The Sunday Telegraph and FT both covered stories on the Carbon Price Floor (CPF). However in the Red Book, there was nothing. It seems strange that this was briefed to the media but omitted in the actual Budget. Was it an overzealous HMT source? A realisation that this could hinder the coal-to-gas switch over? Or maybe a Chancellor unexpectedly keen not to upset the apple cart ahead of Paris COP 2015? The answer may remain a bit of the mystery but the trailing in the media means that CPF is not necessarily out of woods just yet.
What did survive the transfer from the broadsheets to the Red Book is reform of the Climate Change Levy (CCL). The Government will remove the cost of renewables from CCL from 1 August 2015 and will consult over the transitional period. The Government will also not extend the Coalition government’s commitment to increasing the proportion of revenue from environmental taxes to this Parliament.
There was also talk of the Levy Control Framework and how the Chancellor will examine budget “overspend”. It is likely that this is being reviewed under the Comprehensive Spending Review (CSR) and therefore should not be pre-empted. The energy industry will have to await the Autumn Statement in December (see below for further analysis). The DECC budget also awaits the same fate but the signs are looking ominous. Green Alliance analysis suggests that other ring-fenced Government departments and internal DECC legacy budgets means the departmental spending on energy could have on average just £700 million in annual budget.
There were a few measures on consumer energy bills but these will do little to trump the CMA headline grabbing announcement earlier this week. The Government are proposing to save £390 million over ten years by extending competitive tendering to onshore electricity transmission assets. The proposal make it easy for consumers to switch energy suppliers within 24 hours – a notable policy from the Liberal Democrats’ time at DECC.
It would not be the Budget without at least one reference to oil and gas. The Government will expand North Sea investment and cluster area allowances to include additional activities which will maximise economic recovery, but little further detail was added. However, the most interesting figures come from the Office of Budget Responsibility (OBR) Report. Oil and gas revenues were £0.5 billion lower than our March forecast in 2014-15 and they are expected to fall by around 70%. This is just under £11 billion less than four years earlier. In all future predictions the OBR predict that oil and gas production will decline and that UK oil and gas receipts from 2015 to 2021 remain at zero.

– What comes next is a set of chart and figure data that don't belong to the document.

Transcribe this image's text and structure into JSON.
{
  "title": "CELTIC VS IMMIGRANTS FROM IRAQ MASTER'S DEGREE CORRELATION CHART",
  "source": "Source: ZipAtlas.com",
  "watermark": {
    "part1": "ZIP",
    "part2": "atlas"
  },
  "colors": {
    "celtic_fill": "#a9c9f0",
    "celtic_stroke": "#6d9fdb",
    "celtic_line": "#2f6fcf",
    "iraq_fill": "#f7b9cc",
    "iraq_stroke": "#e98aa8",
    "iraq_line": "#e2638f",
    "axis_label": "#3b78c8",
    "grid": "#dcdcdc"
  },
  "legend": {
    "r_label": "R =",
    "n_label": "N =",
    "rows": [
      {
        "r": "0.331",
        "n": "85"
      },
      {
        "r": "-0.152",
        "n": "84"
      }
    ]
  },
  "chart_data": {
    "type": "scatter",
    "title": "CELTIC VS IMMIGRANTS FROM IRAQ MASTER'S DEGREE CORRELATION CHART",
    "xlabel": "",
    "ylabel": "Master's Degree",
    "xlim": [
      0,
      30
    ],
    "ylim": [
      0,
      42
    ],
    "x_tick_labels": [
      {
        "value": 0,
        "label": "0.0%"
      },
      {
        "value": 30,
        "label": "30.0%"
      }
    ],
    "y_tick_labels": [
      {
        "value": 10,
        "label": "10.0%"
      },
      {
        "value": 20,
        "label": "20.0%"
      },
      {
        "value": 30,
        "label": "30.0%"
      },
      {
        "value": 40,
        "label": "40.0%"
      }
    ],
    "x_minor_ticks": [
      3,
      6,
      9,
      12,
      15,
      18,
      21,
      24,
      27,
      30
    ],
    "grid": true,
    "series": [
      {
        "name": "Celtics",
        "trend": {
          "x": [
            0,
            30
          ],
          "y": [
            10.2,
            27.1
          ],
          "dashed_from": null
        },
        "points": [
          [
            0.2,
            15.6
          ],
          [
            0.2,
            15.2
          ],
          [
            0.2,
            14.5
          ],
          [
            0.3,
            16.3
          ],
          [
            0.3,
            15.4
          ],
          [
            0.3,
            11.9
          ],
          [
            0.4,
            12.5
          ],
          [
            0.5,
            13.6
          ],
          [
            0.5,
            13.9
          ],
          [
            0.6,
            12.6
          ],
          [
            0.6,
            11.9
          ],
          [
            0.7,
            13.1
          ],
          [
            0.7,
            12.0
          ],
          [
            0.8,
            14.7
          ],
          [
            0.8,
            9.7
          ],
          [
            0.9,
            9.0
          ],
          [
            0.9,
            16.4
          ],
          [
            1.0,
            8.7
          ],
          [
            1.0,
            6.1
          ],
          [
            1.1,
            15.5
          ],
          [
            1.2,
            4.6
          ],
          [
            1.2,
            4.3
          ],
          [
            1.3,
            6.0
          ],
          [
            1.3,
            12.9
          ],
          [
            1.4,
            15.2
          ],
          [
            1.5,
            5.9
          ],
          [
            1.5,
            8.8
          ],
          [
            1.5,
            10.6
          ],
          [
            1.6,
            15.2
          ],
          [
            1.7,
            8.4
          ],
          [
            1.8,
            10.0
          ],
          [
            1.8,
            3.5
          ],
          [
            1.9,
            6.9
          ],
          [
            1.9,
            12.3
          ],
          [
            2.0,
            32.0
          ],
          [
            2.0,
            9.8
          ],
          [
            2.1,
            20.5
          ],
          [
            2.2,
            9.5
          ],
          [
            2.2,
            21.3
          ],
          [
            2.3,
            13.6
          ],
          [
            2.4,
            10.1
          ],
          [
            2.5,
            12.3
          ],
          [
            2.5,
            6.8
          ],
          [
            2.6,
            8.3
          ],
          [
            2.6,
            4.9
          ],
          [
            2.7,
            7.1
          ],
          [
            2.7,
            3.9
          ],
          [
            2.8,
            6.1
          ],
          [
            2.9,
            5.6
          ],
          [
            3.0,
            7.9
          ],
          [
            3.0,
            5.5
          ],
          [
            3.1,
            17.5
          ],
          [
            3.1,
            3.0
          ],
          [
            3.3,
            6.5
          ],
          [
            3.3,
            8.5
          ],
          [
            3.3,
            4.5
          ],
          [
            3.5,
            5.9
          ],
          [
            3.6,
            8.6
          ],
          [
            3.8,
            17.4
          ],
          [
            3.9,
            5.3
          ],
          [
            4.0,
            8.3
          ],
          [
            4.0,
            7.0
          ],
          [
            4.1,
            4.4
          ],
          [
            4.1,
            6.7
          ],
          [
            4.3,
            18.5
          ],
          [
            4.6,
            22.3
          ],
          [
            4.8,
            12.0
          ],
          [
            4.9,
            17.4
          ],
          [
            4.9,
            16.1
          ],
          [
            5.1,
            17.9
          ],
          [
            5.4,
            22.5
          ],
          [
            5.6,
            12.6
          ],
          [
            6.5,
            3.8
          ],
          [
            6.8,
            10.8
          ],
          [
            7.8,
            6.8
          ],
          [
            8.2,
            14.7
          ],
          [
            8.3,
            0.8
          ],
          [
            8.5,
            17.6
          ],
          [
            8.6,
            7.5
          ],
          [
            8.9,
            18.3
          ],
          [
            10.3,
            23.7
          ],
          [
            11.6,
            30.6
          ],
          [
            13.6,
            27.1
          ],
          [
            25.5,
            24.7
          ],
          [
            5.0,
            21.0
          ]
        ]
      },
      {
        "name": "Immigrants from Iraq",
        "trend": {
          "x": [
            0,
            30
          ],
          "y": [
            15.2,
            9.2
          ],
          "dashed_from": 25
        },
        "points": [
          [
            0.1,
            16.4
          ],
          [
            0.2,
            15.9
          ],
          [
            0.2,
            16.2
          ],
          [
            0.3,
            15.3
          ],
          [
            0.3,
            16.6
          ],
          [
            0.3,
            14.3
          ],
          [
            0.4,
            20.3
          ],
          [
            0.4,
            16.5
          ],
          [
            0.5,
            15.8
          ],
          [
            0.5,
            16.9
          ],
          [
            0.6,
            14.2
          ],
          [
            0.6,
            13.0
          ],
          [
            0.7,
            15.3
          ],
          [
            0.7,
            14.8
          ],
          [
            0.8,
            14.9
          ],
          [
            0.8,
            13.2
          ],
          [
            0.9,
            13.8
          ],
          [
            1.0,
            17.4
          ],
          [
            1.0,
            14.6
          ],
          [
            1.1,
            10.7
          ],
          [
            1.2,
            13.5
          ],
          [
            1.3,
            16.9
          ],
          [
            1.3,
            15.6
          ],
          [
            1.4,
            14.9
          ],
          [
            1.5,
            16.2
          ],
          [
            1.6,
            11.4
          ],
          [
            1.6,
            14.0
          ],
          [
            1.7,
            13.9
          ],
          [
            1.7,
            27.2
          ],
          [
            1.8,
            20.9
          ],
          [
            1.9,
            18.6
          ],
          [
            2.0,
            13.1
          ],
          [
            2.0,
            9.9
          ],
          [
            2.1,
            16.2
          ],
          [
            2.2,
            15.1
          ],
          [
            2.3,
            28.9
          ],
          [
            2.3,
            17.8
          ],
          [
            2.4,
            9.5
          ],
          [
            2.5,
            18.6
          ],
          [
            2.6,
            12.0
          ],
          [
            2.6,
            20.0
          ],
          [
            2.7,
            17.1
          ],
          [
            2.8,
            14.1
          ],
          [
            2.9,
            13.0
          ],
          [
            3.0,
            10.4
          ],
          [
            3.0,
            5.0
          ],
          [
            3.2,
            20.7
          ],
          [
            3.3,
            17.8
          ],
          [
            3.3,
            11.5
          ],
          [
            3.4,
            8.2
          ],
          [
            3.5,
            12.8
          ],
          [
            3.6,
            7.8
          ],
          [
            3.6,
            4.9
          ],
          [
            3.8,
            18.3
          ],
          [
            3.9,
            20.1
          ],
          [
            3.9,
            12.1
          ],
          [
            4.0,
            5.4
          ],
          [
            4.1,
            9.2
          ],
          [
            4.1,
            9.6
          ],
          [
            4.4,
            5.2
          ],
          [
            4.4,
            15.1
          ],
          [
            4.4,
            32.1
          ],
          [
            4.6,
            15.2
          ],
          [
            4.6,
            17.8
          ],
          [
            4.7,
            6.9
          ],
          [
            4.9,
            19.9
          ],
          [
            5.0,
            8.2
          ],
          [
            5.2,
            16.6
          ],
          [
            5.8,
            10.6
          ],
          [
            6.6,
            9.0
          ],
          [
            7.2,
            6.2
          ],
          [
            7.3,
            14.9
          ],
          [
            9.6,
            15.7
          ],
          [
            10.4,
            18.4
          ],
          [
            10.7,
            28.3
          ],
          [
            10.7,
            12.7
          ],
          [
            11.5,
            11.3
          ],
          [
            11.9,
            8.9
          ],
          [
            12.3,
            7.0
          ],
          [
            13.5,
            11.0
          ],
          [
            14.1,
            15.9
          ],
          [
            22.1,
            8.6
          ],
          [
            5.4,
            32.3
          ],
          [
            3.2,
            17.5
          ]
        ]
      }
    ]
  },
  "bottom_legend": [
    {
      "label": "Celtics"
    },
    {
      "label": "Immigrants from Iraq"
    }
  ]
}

Although in this Budget there was little room for energy policy, this is not to say that there is not a storm coming. What is now apparent is that key decisions will come in the Autumn Statement, and from the media briefings energy is firmly in the Chancellor’s sights.
Further analysis: Levy Control Framework Review
Although there was no announcement on Levy Control Framework review today the way it was reported in both the FT and Sunday Telegraph suggests more to come, with language about “adding pressure on household bills” and “£1.5 billion overspend”. Although this does not tell the full story this could be viewed as a warning shot. The Treasury will welcome the CMA conclusion that “much of the recent increases are down to increased environmental and related network investment costs” and the OBR (pg.105) predicts that environmental levies will more than double by 2020-21, due to a rise in electricity generation from renewable sources. The Chancellor will use this to underpin either current or future arguments on cutting subsidy. The above mentioned articles could be the embryonic stages of the Government crafting a narrative to justify cutting subsidies for renewables in order to keep consumer energy bills down. The Chancellor knows it is very difficult to argue in favour of something that adds to household expenditure.
So what can the Government do to bring the LCF budget back into line? It would be very challenging for the Government to change contracts that have already been signed or retrospectively modify strike prices. This would set the Government on course for a number of legal cases, halt renewable investment and make meeting renewable targets all but impossible. It could be argued that much of this has already happened.
The easier option for the Government is to focus on what it can change in the future. In light of falling wholesale prices, the Government may revise strike prices and wholesale reference prices. It may also look to change the parameters and qualifying technologies for the future CFDs. However, the Government has to be careful it is not accused of ‘picking winners’ as this would go against the grain of Conservative ideology and could contravene EU state aid rules.
The promise to review the LCF beyond 2020 can be seen an as an olive branch to the industry and offer the prospect of investor confidence, which has been severely dented of late. Looking to extend the LCF into the 2020s was a recent recommendation by the Committee on Climate Change and therefore there is strong and influential voice already making the case. It is paramount that during this review process the renewable industry puts forward a compelling economic case, promoting job creation and setting out a vision to increase productivity and grow the UK economy.